As wildfires become more frequent, the health risk from wildfire smoke also is increasing, along with the associated economic costs.
The economic toll of fires is growing as climate change fuels larger and more intense wildfires in the western United States and Canada. Eight of the top ten most destructive wildfires in US history, in terms of insured property losses, have occurred since 2017. The past several weeks have brought news that State Farm will join Allstate in ceasing to write new home and commercial insurance policies in California, partially in response to wildfire risk in the state.
But scientists have produced mounting evidence over the past several years that wildfires’ direct impact on homes and businesses is only part of the story. In a study of fires in California in 2018, the costs of smoke impacts, valued based on measures used by the US Environmental Protection Agency for benefit-cost analyses, outweighed direct property damages. And that was true even though 2018 included the Camp Fire, the most destructive fire in US history.
Wildfire risks most often call to mind burning communities and destroyed homes. However, while these damages can be substantial, damages due to smoke may be at least as large. And smoke is only likely to grow in concern as climate change continues to drive wildfire activity, and as smoke impinges on air quality far away from the forests and wildlands typically affected by fire.

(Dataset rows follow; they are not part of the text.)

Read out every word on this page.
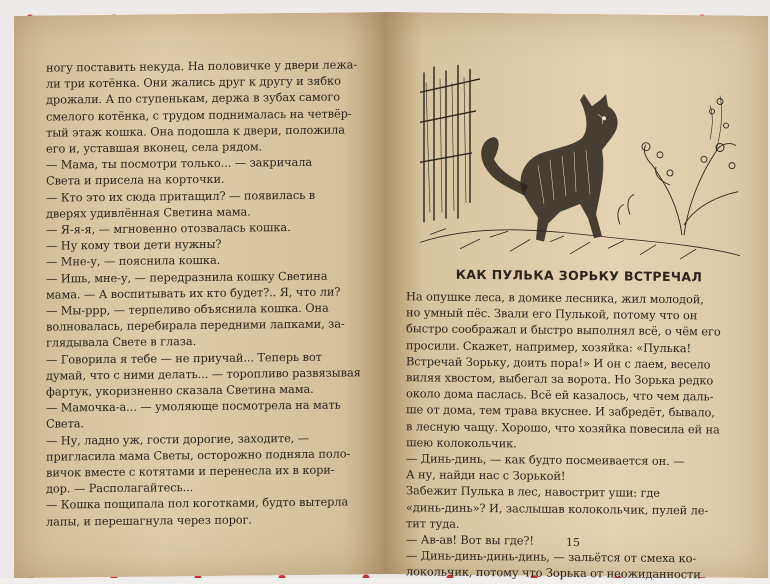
ногу поставить некуда. На половичке у двери лежа-

ли три котёнка. Они жались друг к другу и зябко

дрожали. А по ступенькам, держа в зубах самого

смелого котёнка, с трудом поднималась на четвёр-

тый этаж кошка. Она подошла к двери, положила

его и, уставшая вконец, села рядом.

— Мама, ты посмотри только... — закричала

Света и присела на корточки.

— Кто это их сюда притащил? — появилась в

дверях удивлённая Светина мама.

— Я-я-я, — мгновенно отозвалась кошка.

— Ну кому твои дети нужны?

— Мне-у, — пояснила кошка.

— Ишь, мне-у, — передразнила кошку Светина

мама. — А воспитывать их кто будет?.. Я, что ли?

— Мы-ррр, — терпеливо объяснила кошка. Она

волновалась, перебирала передними лапками, за-

глядывала Свете в глаза.

— Говорила я тебе — не приучай... Теперь вот

думай, что с ними делать... — торопливо развязывая

фартук, укоризненно сказала Светина мама.

— Мамочка-а... — умоляюще посмотрела на мать

Света.

— Ну, ладно уж, гости дорогие, заходите, —

пригласила мама Светы, осторожно подняла поло-

вичок вместе с котятами и перенесла их в кори-

дор. — Располагайтесь...

— Кошка пощипала пол коготками, будто вытерла

лапы, и перешагнула через порог.

КАК ПУЛЬКА ЗОРЬКУ ВСТРЕЧАЛ

На опушке леса, в домике лесника, жил молодой,

но умный пёс. Звали его Пулькой, потому что он

быстро соображал и быстро выполнял всё, о чём его

просили. Скажет, например, хозяйка: «Пулька!

Встречай Зорьку, доить пора!» И он с лаем, весело

виляя хвостом, выбегал за ворота. Но Зорька редко

около дома паслась. Всё ей казалось, что чем даль-

ше от дома, тем трава вкуснее. И забредёт, бывало,

в лесную чащу. Хорошо, что хозяйка повесила ей на

шею колокольчик.

— Динь-динь, — как будто посмеивается он. —

А ну, найди нас с Зорькой!

Забежит Пулька в лес, навострит уши: где

«динь-динь»? И, заслышав колокольчик, пулей ле-

тит туда.

— Ав-ав! Вот вы где?!

— Динь-динь-динь-динь, — зальётся от смеха ко-

локольчик, потому что Зорька от неожиданности

15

After decades of improving air quality, in part due to the success of the Clean Air Act, wildfire smoke is now driving increases in the pollutant PM2.5 nationwide. Wildfire smoke contains large amounts of fine particulate matter, which is known to be a serious threat to human health. Fine particulate matter—known as PM2.5 because it’s made up of particles smaller than 2.5 microns in width—can get in the lungs and blood stream and cause a variety of problems for respiratory and heart health, and even for cognitive function.
Wildfire-driven increases have been sharpest in western states, where wildfires contribute as much as one-half of overall PM2.5 exposure. However, the eastern United States has not been immune from the effects of fires. Driven by fires in Quebec, this month’s smoke event—which led New York City to temporarily become the most polluted city in the world—was the worst the eastern United States has ever experienced, and it is not the only instance of wildfire smoke descending on eastern US cities in recent years.
The ability of smoke to reach across wide areas means that more and more people will feel the effects of a changing climate in their daily lives and in the air they breathe.
While the links between cause and effect are not as obvious for smoke as they are for fires, studies have shown that wildfire smoke has significant consequences for health and the economy. Smoke is linked to reduced infant health, and increased emergency room visits and mortality. Smoke can reduce labor supply and labor earnings. It can also cause more people to stay at home, potentially reducing consumer spending.
Exposure to moderate, or even high, levels of wildfire smoke doesn’t necessarily mean any given person will experience any noticeable harm. However, small increases in the probability of severe outcomes, aggregated across the very large number of people potentially affected by wildfire smoke, add up. One study found that reductions in labor supply and earnings, primarily among older workers, costs the US economy approximately $92 billion each year—far more than the US federal government spends reducing wildfire hazard each year.
Unless you live in the West, the threat wildfires pose to homes and businesses may feel somewhat abstract. But the ability of smoke to reach across wide areas means that more and more people will feel the effects of a changing climate in their daily lives and in the air they breathe.
As the health and economic consequences of smoke have come into focus, it has become clear that wildfires are a problem that’s not restricted to the western United States. Decisionmakers will need to rise to the challenge in the coming decades to keep Americans safe and healthy, both near and far away from lands where fires burn.